While working on a personal project I thought about all of the choices students face when selecting required and elective courses. For instance, students have to take a certain number of sciences to graduate college – but which ones do they choose? Students have spots for electives – but again, which do they choose?
During my first semester of sophomore year in college my girlfriend at the time helped me list out all of the courses I would need to take between second semester sophomore year and graduation. We took it semester by semester and all I had to do first was decide what my limit on credits would be. I thought 18 on average, never more than 21. So, with all of these empty semesters and individual slots open it was time to start plugging in courses. Question now was, how would I do that?
She asked me what I wanted to major and minor in for starters. At the time I had been thinking about finance. Then she told me about her marketing and international business program (dual major). I figured, why not! Finance and International Business it is. Funny how sometimes we make major decisions on a whim. Anyway. So we began to plug in the courses for that dual major as suggested by the business school based on pre-requisites and suggested order. When we finished, I had a lot of empty slots left. So she asked me what else I was interested in. I said I loved math and had already been enrolled in math courses beyond my graduation requirement. So she suggested plugging in more math courses and we tossed in a few statistics courses as well. With that filled in it turned out I had enough for a math/stats dual minor. I thought, cool, why not. I still had a few spots open and we left those open so I would have a little flexibility in choosing courses on a whim. Eventually I would fill most of those left over spots with a few art history, strategic management, and advanced economics courses.

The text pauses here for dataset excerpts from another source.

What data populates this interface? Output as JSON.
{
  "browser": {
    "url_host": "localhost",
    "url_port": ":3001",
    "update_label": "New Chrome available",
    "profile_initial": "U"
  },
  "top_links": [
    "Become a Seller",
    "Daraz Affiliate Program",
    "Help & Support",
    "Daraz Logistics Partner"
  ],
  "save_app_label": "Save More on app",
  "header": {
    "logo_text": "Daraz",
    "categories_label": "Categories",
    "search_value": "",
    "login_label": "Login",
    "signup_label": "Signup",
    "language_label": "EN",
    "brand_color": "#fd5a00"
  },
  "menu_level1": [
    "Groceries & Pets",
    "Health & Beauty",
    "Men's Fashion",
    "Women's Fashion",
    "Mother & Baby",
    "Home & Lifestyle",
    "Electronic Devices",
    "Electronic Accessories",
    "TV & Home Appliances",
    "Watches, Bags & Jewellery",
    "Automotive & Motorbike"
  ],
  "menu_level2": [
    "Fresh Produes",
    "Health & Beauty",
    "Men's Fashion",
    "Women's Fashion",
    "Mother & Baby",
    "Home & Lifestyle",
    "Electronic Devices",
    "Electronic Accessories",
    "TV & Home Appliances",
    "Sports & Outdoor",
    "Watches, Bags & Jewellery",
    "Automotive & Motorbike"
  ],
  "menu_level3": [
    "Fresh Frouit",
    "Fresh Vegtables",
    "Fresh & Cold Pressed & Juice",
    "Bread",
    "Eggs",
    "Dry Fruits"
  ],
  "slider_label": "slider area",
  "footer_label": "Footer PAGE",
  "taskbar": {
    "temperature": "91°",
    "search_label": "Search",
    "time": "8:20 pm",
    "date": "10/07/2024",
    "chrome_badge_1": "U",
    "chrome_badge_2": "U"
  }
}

This was my strategy, a.k.a. the roadmap to my college education. I ended up falling short one course from earning the dual minors in math/statistics because I made a decision to take another strategic management course in place of the last math/stats course. That was fine with me. The roadmap wasn’t written in stone and it was meant to be amended. However, it gave me a good framework to start with and use as an ongoing guide.
I think most students would benefit from mapping out their four year high school and/or college careers. It would be based on their interests at the time and would most certainly change as they went along, however, it would give them a great starting point for course selection. If/when students decide to change something, they will know exactly what it affects and what other adjustments might be necessary. For example, you can use different font colors, etc. for classes that are absolutely required so that you don’t simply swap out one of those.
Think about what you would like to accomplish in college and work backwards to see what exactly needs to get done. Keep that document accessible so that you can use it as a guide.